Depois de se tornar fornecedora da família real britânica, a empresa
cresceu ainda mais e se tornou a principal referência em matéria
de cerveja no continente europeu.
Em
1951, durante uma caçada , o então diretor do Grupo Guinness, Sir
Hugh Beaver, envolveu-se em uma discussão sobre o fato a tarambola
dourada ser ou não a ave de caça mais veloz da Europa.

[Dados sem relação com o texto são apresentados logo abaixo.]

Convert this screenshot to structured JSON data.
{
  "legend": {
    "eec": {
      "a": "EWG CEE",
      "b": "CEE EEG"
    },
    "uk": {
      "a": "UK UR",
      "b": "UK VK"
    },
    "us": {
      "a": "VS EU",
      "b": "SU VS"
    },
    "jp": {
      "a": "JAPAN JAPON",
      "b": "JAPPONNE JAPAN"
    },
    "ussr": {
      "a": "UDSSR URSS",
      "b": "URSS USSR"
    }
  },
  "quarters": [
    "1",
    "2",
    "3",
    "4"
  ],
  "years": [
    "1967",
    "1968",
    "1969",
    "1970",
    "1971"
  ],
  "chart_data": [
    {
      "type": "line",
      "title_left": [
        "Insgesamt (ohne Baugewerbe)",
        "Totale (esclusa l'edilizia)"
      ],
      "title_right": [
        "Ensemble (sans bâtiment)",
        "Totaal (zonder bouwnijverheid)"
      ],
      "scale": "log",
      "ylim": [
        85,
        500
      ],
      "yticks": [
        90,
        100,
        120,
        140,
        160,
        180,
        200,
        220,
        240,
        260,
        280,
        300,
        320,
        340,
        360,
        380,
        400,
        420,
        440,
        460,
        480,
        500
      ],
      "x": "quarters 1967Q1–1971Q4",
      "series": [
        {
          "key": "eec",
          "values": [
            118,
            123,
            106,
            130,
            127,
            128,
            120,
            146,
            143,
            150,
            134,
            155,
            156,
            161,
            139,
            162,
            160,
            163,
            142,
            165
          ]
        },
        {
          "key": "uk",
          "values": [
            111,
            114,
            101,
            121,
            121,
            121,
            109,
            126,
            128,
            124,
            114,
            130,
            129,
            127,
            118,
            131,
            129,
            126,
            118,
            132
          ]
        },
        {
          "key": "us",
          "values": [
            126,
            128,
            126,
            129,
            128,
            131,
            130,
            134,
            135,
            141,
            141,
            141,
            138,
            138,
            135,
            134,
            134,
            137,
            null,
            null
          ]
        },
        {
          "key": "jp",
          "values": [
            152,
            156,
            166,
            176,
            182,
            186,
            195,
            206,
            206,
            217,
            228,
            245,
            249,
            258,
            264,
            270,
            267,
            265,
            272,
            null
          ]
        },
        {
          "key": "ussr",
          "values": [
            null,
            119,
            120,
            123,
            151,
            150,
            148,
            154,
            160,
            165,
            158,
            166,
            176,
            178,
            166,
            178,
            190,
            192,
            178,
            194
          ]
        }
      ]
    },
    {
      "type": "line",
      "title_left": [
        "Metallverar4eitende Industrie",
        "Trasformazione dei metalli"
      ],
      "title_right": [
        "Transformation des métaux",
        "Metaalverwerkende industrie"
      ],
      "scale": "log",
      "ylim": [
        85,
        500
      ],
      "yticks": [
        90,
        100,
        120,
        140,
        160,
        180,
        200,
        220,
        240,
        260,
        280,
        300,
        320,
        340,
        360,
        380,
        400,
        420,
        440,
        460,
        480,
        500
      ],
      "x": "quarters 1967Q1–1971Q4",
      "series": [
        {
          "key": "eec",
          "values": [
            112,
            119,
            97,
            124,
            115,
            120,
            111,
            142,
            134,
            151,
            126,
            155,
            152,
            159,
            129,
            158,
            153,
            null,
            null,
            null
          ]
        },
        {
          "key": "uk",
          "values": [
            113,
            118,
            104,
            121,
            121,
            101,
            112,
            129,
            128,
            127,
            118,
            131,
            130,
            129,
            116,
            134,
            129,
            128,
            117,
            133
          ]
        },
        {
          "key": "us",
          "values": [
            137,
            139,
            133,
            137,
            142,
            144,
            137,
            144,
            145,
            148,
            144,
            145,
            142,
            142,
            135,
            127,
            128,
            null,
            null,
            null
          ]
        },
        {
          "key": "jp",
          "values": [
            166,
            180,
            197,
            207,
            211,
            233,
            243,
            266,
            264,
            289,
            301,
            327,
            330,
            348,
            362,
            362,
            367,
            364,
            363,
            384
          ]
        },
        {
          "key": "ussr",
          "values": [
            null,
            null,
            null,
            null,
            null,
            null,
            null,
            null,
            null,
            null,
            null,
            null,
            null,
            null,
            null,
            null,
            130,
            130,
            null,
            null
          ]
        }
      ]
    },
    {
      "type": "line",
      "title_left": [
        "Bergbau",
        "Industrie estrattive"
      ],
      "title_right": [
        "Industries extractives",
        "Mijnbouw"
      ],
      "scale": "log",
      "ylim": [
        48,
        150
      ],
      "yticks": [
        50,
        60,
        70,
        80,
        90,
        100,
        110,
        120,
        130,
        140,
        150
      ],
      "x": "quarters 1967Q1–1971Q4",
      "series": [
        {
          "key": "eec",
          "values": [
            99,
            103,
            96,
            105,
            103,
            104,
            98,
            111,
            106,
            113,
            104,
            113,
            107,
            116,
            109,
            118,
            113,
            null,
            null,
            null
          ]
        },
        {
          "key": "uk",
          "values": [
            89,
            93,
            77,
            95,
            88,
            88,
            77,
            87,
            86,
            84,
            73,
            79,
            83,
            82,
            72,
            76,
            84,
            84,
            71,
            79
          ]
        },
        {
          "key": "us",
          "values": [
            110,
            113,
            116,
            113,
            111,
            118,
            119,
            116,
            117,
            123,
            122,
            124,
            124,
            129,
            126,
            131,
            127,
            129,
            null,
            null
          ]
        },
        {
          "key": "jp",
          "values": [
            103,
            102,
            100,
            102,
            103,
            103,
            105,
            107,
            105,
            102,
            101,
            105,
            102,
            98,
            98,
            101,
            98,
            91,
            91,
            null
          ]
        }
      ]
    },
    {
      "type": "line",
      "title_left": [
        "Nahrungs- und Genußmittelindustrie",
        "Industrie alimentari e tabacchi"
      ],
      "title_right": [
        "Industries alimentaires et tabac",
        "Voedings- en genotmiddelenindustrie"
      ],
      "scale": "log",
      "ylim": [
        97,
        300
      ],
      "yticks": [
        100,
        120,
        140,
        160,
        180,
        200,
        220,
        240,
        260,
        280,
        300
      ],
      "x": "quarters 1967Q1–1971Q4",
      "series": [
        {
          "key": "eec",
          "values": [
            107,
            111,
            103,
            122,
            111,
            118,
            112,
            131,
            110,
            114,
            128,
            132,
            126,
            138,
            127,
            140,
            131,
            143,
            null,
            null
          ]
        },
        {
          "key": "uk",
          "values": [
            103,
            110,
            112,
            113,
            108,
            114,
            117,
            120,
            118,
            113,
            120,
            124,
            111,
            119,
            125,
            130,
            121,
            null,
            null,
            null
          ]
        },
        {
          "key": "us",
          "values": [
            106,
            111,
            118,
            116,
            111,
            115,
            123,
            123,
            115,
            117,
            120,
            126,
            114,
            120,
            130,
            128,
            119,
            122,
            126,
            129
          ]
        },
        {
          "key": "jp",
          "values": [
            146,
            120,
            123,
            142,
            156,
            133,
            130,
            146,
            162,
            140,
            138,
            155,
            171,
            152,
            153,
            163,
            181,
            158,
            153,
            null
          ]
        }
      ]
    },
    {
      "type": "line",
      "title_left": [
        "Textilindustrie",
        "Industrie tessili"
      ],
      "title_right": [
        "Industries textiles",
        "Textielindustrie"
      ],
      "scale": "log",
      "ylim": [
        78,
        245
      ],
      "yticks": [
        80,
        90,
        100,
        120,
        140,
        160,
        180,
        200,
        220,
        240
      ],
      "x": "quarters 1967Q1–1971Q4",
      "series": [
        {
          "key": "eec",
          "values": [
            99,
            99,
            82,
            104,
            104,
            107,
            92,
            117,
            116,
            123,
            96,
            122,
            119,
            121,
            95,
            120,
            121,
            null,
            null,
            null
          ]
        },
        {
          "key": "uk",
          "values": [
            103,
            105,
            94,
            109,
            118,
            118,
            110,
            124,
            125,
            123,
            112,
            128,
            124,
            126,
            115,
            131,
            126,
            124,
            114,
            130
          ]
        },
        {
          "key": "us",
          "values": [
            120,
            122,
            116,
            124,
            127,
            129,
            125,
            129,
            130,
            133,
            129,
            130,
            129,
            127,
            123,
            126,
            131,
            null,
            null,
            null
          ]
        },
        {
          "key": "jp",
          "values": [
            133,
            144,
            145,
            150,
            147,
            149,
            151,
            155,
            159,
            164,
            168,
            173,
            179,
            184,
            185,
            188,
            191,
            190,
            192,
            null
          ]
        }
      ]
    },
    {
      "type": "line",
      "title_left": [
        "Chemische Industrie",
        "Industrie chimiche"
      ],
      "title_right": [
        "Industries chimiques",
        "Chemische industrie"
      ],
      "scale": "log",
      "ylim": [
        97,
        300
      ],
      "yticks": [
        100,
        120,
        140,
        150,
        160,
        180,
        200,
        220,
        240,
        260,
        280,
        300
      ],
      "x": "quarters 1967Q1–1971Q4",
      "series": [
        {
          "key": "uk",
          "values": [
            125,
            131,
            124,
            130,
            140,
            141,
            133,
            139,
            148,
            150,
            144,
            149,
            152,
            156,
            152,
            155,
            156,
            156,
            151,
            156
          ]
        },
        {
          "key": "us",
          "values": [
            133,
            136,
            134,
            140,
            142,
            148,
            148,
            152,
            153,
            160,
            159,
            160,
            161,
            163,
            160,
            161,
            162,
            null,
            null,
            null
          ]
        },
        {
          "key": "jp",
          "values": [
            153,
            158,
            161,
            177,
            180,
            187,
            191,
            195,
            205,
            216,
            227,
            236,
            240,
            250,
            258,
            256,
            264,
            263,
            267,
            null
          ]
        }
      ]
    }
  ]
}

Novamente, em 1954, surgiu uma dúvida semelhante envolvendo duas
outras espécies de aves. Homem de grande visão, ocorreu, então,
a Sir Hugh, que numerosas dúvidas e disputas parecidas deveriam
ser discutidas todas as noites, nos pubs (bares da Inglaterra) e
que um livro que respondesse a essas questões seria um enorme sucesso.
Sir
Hugh designou para ao trabalho os gêmeos Norris e Ross MacWhirter,
que foram os primeiros editores do The Guinness Book of Records.
Após um ano de intensas pesquisas, a edição foi finalizada em 27
de agosto de 1955, contando com 198 páginas.
O
livro logo tornou-se um best-seller. Desde então, já vendeu cerca
de 80 milhões de cópias em 40 diferentes países e em 37 línguas
diferentes.
O
livro relata os feitos mais incríveis já realizados pelo homem,
assim como os fatos mais curiosos e excêntricos.